Frog is a novel by Mo Yan, first released in 2009. The novel is about Gugu, the aunt of "Tadpole", the novel's narrator. Gugu performs various abortions after the One Child Policy is introduced. The novel discusses both the reasons why the policy was implemented and the consequences of it. It was translated into English by Howard Goldblatt, foremost translator of contemporary Chinese literature and former research professor in the Department of East Asian Languages and Cultures at the University of Notre Dame. He served as Mo Yan's longtime English translator. In Mandarin Chinesethe word for frog, 蛙, sounds similar to the sound made by a baby, and the narrator's name means "tadpole". Janet Maslin of The New York Times wrote that the conflicts between the government abortion planners, who believe that they are doing the right thing, and the prospective parents makes Frog a "startlingly dramatic book". Steven Moore of the Washington Post wrote that since the novel includes scenes of anguish, Frog "is no polemic supporting the necessary if heartless one-child policy."
Plot
Gugu, born in 1937, is the first modern midwife in Tadpole's town. She had fallen in love with an air force pilot in 1960, but the officer went to Taiwan. The novel is divided into five parts, each part being a letter by Tadpole to a Japanese professor. Following a recent visit the professor requests more information about his Aunt's career. Told through flashbacks interspersed with his reflections, Tadpole takes us through his memories of Gugu's life.
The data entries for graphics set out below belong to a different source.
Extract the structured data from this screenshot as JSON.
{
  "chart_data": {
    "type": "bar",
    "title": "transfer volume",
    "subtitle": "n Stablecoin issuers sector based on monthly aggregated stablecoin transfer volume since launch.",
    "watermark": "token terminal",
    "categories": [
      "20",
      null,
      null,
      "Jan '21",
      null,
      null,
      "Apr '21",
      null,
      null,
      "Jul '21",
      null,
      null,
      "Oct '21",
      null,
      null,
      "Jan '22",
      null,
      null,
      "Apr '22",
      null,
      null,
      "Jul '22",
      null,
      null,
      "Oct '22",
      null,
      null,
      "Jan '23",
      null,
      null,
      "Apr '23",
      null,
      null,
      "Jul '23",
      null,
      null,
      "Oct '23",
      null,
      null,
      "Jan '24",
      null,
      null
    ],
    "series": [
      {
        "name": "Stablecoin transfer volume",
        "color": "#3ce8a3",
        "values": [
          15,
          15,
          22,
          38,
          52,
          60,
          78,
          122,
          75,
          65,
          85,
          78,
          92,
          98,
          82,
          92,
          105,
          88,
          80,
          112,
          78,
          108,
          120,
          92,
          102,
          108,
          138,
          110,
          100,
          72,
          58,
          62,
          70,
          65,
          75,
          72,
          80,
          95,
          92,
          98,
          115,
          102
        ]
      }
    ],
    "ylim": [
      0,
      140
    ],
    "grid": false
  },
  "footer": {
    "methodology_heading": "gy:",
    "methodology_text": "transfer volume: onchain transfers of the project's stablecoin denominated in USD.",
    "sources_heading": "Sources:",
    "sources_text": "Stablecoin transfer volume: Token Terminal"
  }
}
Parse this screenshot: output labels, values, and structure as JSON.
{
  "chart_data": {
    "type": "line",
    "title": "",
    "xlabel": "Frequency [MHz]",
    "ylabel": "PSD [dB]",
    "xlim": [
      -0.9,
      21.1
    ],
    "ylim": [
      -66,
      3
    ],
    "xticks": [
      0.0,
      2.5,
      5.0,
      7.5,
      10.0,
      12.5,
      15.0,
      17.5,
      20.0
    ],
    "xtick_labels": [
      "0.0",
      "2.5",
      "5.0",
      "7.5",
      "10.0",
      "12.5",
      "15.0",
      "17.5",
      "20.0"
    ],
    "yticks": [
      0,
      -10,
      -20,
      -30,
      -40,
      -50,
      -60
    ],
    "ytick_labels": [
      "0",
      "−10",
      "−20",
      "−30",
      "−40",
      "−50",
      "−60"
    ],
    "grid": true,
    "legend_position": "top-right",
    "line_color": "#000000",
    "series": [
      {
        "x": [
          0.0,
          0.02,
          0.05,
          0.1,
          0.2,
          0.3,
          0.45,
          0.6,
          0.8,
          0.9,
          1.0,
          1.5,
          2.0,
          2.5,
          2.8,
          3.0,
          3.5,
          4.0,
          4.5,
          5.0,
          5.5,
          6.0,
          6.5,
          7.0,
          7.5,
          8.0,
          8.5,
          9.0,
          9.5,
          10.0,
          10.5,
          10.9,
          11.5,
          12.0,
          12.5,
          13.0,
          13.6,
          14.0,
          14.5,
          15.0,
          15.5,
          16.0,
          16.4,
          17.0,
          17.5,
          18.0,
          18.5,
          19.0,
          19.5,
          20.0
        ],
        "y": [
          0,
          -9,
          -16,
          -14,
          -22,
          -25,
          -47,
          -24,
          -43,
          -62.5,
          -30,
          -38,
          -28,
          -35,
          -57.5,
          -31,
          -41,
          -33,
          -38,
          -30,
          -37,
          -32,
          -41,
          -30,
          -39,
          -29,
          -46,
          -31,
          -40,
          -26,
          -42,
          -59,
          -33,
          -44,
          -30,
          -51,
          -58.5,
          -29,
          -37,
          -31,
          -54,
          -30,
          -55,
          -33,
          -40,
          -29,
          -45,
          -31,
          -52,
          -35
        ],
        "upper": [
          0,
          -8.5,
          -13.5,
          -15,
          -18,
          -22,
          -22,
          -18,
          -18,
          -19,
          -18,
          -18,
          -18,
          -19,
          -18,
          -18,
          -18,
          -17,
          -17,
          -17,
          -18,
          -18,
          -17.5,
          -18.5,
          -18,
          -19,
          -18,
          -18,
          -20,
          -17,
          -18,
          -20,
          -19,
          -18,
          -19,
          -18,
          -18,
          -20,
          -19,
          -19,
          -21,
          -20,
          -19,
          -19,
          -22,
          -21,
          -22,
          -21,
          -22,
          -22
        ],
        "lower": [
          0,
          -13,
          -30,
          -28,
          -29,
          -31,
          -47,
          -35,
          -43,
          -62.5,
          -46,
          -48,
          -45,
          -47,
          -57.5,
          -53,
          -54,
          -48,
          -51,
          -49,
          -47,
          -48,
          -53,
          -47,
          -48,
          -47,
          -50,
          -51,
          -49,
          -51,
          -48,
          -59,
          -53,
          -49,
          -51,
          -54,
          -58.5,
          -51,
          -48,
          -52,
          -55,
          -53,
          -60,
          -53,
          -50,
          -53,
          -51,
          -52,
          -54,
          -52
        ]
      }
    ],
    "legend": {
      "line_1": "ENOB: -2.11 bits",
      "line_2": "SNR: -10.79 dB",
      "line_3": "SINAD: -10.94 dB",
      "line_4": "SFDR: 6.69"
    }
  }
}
Later the novel catches up to present day and follows less of Gugu and more of Tadpole himself.
Reception
Julia Lovell of The New York Times wrote that comparisons to The Dark Road by Ma Jian, also about abortions in China, would be inevitable; she argued that the two novels are seemingly different but after "a careful reading" but in fact "Both describe a country that has lost its way, a land in which a repressive state has rendered individuals incapable of making independent moral judgments about political, economic and social behavior and in which women continue to suffer at the hands of reckless male politicians and son-fixated husbands."